A Sermon for the 2nd Sunday in Lent; Genesis 15:1-12,17-18, Psalm 27, Philippians 3:17-4:1, Luke 13:31-35
When preparing for Ash Wednesday, I had the idea that this Lent I’d preach Jesus’ journey. Last week, the story of Jesus’ temptation, following his baptism, was a great starting place. That was chapter 4, today we are in chapter 13, between then and now Jesus has meet rejection at home, called Peter & disciples, had multiple conflicts with Jewish authorities, preached on the plain, healed the sick, taught in parables, done many works of power like miracles and exorcisms, and told his disciples what’s to come. If where we are measuring progress by the verses, we are almost half way there. But there is more to this journey than the distance traveled, or verses pondered.
This morning the journey continues as we hear the story of some Pharisees warning Jesus that Herod, the Roman ruler of Palestine, is out to get him. It’s not a surprise Herod is worried about Jesus.

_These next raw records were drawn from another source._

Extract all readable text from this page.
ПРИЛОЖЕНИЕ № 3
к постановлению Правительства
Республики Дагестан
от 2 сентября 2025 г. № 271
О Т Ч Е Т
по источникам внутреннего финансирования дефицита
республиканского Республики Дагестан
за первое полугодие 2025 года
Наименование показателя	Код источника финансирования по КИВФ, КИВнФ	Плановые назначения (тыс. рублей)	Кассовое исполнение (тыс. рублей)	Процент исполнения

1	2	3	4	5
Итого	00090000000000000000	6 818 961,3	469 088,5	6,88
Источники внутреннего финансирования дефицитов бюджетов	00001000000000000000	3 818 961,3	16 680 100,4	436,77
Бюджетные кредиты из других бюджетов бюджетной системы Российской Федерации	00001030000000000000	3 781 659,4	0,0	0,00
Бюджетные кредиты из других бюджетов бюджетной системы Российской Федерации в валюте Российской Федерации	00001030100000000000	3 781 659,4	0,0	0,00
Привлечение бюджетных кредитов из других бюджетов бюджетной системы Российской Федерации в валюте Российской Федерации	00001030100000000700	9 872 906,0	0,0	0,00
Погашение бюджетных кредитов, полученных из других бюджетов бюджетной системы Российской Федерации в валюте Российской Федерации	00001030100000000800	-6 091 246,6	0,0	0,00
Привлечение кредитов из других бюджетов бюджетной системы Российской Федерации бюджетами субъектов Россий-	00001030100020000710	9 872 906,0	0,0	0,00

Mary’s Magnificat sets up a conflict,
51 He has shown strength with his arm;
he has scattered the proud in the thoughts of their hearts.
52 He has brought down the powerful from their thrones,
and lifted up the lowly;
(that will get a king’s attention)
53 he has filled the hungry with good things,
and sent the rich away empty.
(this too will get a king’s attention)
54 He has helped his servant Israel,
in remembrance of his mercy (Luke 1:51-54).
Jesus’ sermon in Nazareth, adds to it;
“The Spirit of the Lord is upon me,
because he has anointed me
to bring good news to the poor.
He has sent me to proclaim release to the captives and recovery of sight to the blind,
to let the oppressed go free,
to proclaim the year of the Lord’s favor.”
Today this scripture has been fulfilled in your hearing.” (Luke 4:18-19, 21b).
It provokes a near riot, (Lewis; Culpepper) which generally gets the Romans’ attention. They don’t like disturbances; not so much because they want peace, but because they want control. We know Jesus has rebuffed the Pharisees. Luke characterizes them as those who use God’s commandments for their own interest (Culpepper). Remember the wilderness temptations include using power for self-interest. So, it is a bit of a surprise to hear them warn Jesus. Now it could be, that some Pharisees respect Jesus, even though they are not quite sure of his teaching. It might be that the Pharisees mean well, but simply don’t understand Jesus’ ministry; which is not a surprise his disciples don’t (Harrelson). It could also be they are just trying to get him out of their way, they want to scare him into stopping his preaching, and works of power (Hoezee).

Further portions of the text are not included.